I have a little follow-up on our original discovery and fixes. Tonight, I was setting up a new 2CAN, and only had one of our 2012 KOP black jaguars connected, when I noticed that my status readings dropped to all zeros.
Up until this point, this unit was always the first in the chain, and acted as the serial to CAN bridge. After fixing the RJ-11 port, I hadn't had any connectivity issues. I had to repair both of the ports in the second 2012 KOP black jaguar, but I thought this one was OK.
I wiggled the cable (4-conductor CAN-only) in the RJ-12 port, and I got intermittent status on the web dash board. So I popped the cable out of the RJ-12 port, and I see that pin 3 and pin 5 wires are almost flat, as I described above. I disconnected the power, did my tweezer trick on both of the wires, and hooked everything back up.
The result was rock-solid communications over that port.

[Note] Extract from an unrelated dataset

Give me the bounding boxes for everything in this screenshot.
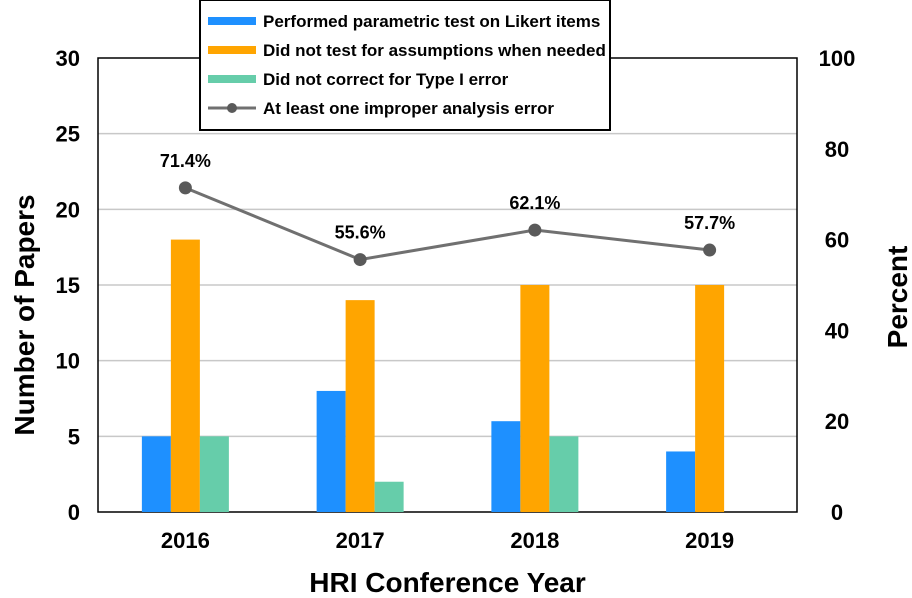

How did I miss this? Well, this was the unit I used to bridge all of the others with, when I fixed the others. Pin 1 and 6 were fine, giving a good serial connection. With small cable runs and only two nodes on the bus when I was testing, I didn't see any termination issues. I'm sure that if I used this unit to connect four or more jaguars using the serial bridge, we probably would have had maddening missing termination issues as this port jiggled. The constant connection to this bridging jaguar (over serial) would have masked this problem and pointed to the next in the chain or the last in the chain.
In summary, I now know that 100% of our CAN ports (RJ-11 & RJ-12) on our 2012 black jaguars had quality issues that prevented them from working reliably out of the box. You have to test all ports in pure CAN communication, so that you make sure that your bus actually is terminated on both ends. The fix is easy, if you are careful and patient. If you are afraid of breaking the ports, recruit a dentist as a mentor.